- Born: 4 November 1949 Saigon, State of Vietnam
- Died: 4 February 2020 (aged 70) Ho Chi Minh City, Vietnam
- Style: Vovinam
- Teacher: Lê Sáng
- Rank: Grandmaster in vovinam

= Nguyễn Văn Chiếu =

Vietnamese martial artist (1949–2020)

Peter Nguyễn Văn Chiếu (阮文釗 4 November 1949 – 4 February 2020) was a Vietnamese grand master of martial arts. He was the Chief of the Vovinam Council from 27 September 2015 until his death.

==Biography==
Nguyễn Văn Chiếu was born on 4 November 1949 in Saigon. His father was Nguyễn Văn Ba (1926-2014).

He started practicing Vovinam under the guidance of Master Lê Sáng in 1965, when he was 16 years old. In 1967, after three years of hard practice, he earned his 3-dan black belt.

In 1969, Chiếu started to teach Vovinam at Quy Nhơn city in Bình Định province. Bình Định is the homeland of traditional martial arts of Vietnam. Because many masters in Bình Định supported him, after five years, Nguyễn Văn Chiếu opened twelve dojos. He trained many students such as future masters Đinh Văn Hòa, Trương Quang Bính, Đỗ Thị Ngọc Long, and Nguyễn Thị Lạc.

In 1975, he left Quy Nhơn and returned to Saigon, working in the sports department of District 8. At the end of 1976, he tried to persuade the government to allow him to teach Vovinam.

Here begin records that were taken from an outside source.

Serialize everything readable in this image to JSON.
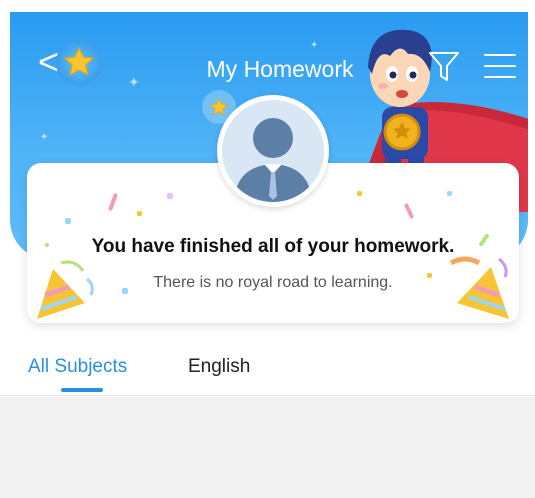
{
  "header": {
    "title": "My Homework",
    "back_icon": "back-chevron-icon",
    "star_icon": "star-icon",
    "filter_icon": "filter-icon",
    "menu_icon": "menu-icon"
  },
  "card": {
    "headline": "You have finished all of your homework.",
    "subline": "There is no royal road to learning."
  },
  "tabs": [
    {
      "label": "All Subjects",
      "active": true
    },
    {
      "label": "English",
      "active": false
    }
  ],
  "colors": {
    "accent": "#2a8fe0",
    "header_blue": "#2a9bf1",
    "star_yellow": "#f7c533"
  }
}
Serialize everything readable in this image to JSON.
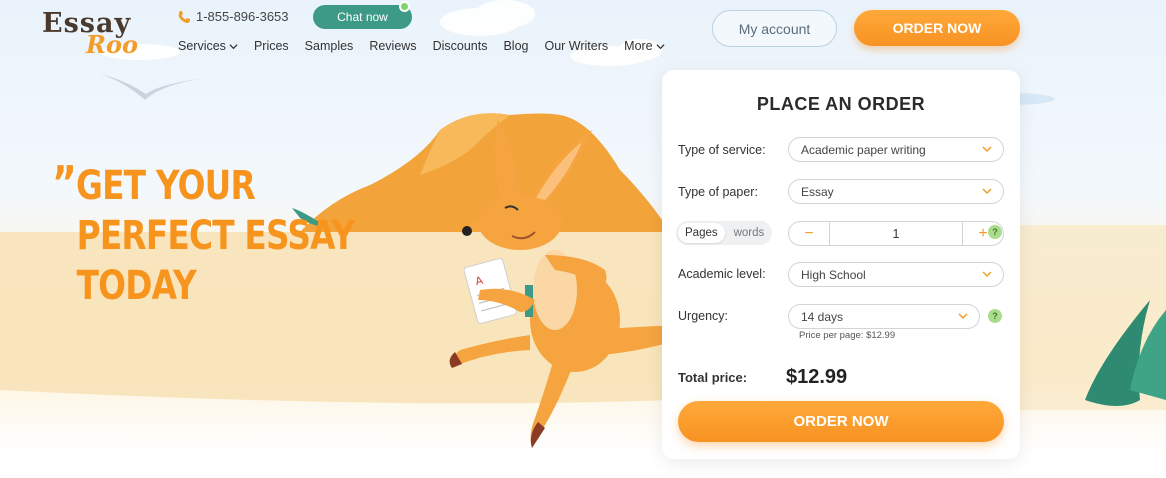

On 4 February 2020, Chiếu died in Ho Chi Minh City.

==Family==
Chiếu, a Christian, was married and had one son and one daughter. His son is Nguyễn Bình Định (b. 1982) and is a 3-dan yellow belt in Vovinam who works in Department of Sports of Ho Chi Minh City as of 2011. His daughter is Thanh Nhã Berrier (née Nguyễn). She is a French national and is married to Frenchman François Berrier.